Marcelo DOD: de capas de discos a quadrinhos brutais
O artista lança Gangue Cemitério, seu primeiro quadrinho, e fala sobre sua relação com o metal e as capas de discos
Em outubro de 2025, o Marcelo DOD, ilustrador do interior de São Paulo, lança seu primeiro quadrinho, intitulado Gangue Cemitério. DOD, que já é figura conhecida no cenário do metal e do hardcore brasileiro e internacional, traz toda sua influência e universo que sua arte habita para dentro da publicação independente, num terror-comédia em páginas em preto e branco.
Eu conheci o DOD nesse outro universo, no da música, vendo direto seus trampos serem relacionados com bandas que eu curto. Arte pro Surra, pro Ratos de Porão, Death to All, enfim, traços que estavam se tornando conhecidos e reconhecíveis por quem frequenta a cena, e que vem cada vez mais ganhando espaço no cenário da música pesada.
Trocamos uma ideia com ele sobre tudo isso, discos, quadrinhos, influências e o que mais permeia seus traços.
Me conta um pouco sobre esse quadrinho que você lançou agora, o Gangue Cemitério.
Cara, trabalho há 10 anos com ilustração e meio que caí de cabeça nesse mundo por conta dos quadrinhos.
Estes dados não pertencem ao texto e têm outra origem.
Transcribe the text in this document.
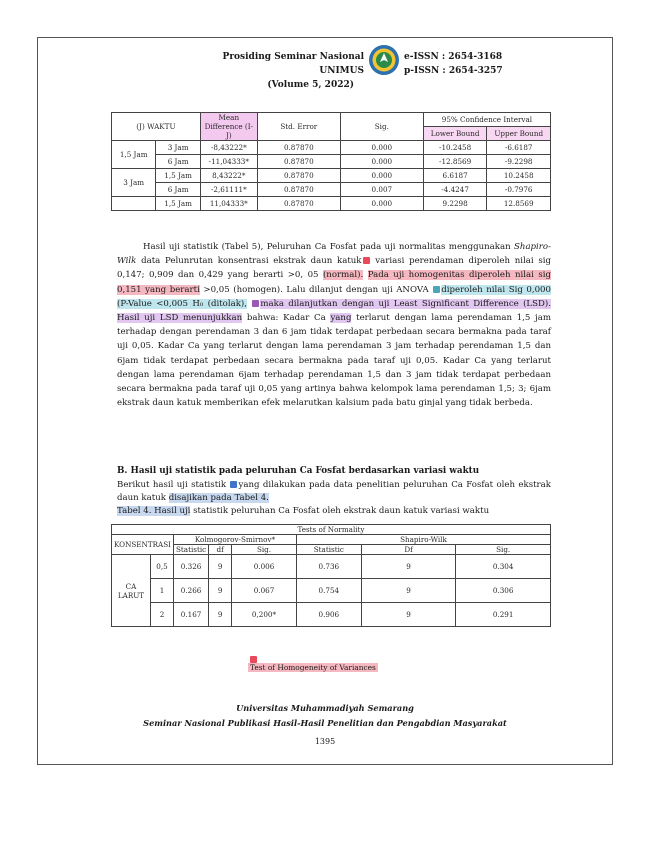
Prosiding Seminar Nasional UNIMUS
(Volume 5, 2022)
e-ISSN : 2654-3168
p-ISSN : 2654-3257
(J) WAKTU		Mean Difference (I-J)	Std. Error	Sig.	95% Confidence Interval	
					Lower Bound	Upper Bound
1,5 Jam	3 Jam	-8,43222*	0.87870	0.000	-10.2458	-6.6187
	6 Jam	-11,04333*	0.87870	0.000	-12.8569	-9.2298
3 Jam	1,5 Jam	8,43222*	0.87870	0.000	6.6187	10.2458
	6 Jam	-2,61111*	0.87870	0.007	-4.4247	-0.7976
	1,5 Jam	11,04333*	0.87870	0.000	9.2298	12.8569

Hasil uji statistik (Tabel 5), Peluruhan Ca Fosfat pada uji normalitas menggunakan Shapiro-Wilk data Pelunrutan konsentrasi ekstrak daun katuk variasi perendaman diperoleh nilai sig 0,147; 0,909 dan 0,429 yang berarti >0, 05 (normal). Pada uji homogenitas diperoleh nilai sig 0,151 yang berarti >0,05 (homogen). Lalu dilanjut dengan uji ANOVA diperoleh nilai Sig 0,000 (P-Value <0,005 H₀ (ditolak), maka dilanjutkan dengan uji Least Significant Difference (LSD). Hasil uji LSD menunjukkan bahwa: Kadar Ca yang terlarut dengan lama perendaman 1,5 jam terhadap dengan perendaman 3 dan 6 jam tidak terdapat perbedaan secara bermakna pada taraf uji 0,05. Kadar Ca yang terlarut dengan lama perendaman 3 jam terhadap perendaman 1,5 dan 6jam tidak terdapat perbedaan secara bermakna pada taraf uji 0,05. Kadar Ca yang terlarut dengan lama perendaman 6jam terhadap perendaman 1,5 dan 3 jam tidak terdapat perbedaan secara bermakna pada taraf uji 0,05 yang artinya bahwa kelompok lama perendaman 1,5; 3; 6jam ekstrak daun katuk memberikan efek melarutkan kalsium pada batu ginjal yang tidak berbeda.

B. Hasil uji statistik pada peluruhan Ca Fosfat berdasarkan variasi waktu

Berikut hasil uji statistik yang dilakukan pada data penelitian peluruhan Ca Fosfat oleh ekstrak daun katuk disajikan pada Tabel 4.

Tabel 4. Hasil uji statistik peluruhan Ca Fosfat oleh ekstrak daun katuk variasi waktu

Tests of Normality							
KONSENTRASI		Kolmogorov-Smirnov*			Shapiro-Wilk		
		Statistic	df	Sig.	Statistic	Df	Sig.
CA LARUT	0,5	0.326	9	0.006	0.736	9	0.304
	1	0.266	9	0.067	0.754	9	0.306
	2	0.167	9	0,200*	0.906	9	0.291
Test of Homogeneity of Variances
Universitas Muhammadiyah Semarang
Seminar Nasional Publikasi Hasil-Hasil Penelitian dan Pengabdian Masyarakat
1395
Sempre foi uma vontade minha de fazer uma HQ, mas me faltava tempo, ou eu não me sentia preparado, achava que era mais do que só desenhar, entender fundamentos de narrativa, o lance da arte sequencial… Eu queria, mas ficava adiando por conta disso tudo.
Até que a loja Monstra em São Paulo sediou um curso da Cult SP gratuito, de narrativa de histórias em quadrinhos e eu fui fazer. Os professores eram o Benson Chin e o André Kitagawa e fazer esse curso foi o empurrão para fazer acontecer esse quadrinho meu.




Algumas páginas do Gangue Cemitério, de 2025
E como que surgiu a história presente no quadrinho?
Foi um pouco na base da pressão (risos). No curso, a gente tinha que pensar numa história, criar uma narrativa, nada muito complexo, era mais pra entender como funcionava, saca? Eu queria fazer uma coisa tipo os roqueiros de primeira viagem ali, adolescente, sabe? Rolê no cemitério, fumar maconha, essas coisas que o adolescente com tempo de sobra faz, curtir um som…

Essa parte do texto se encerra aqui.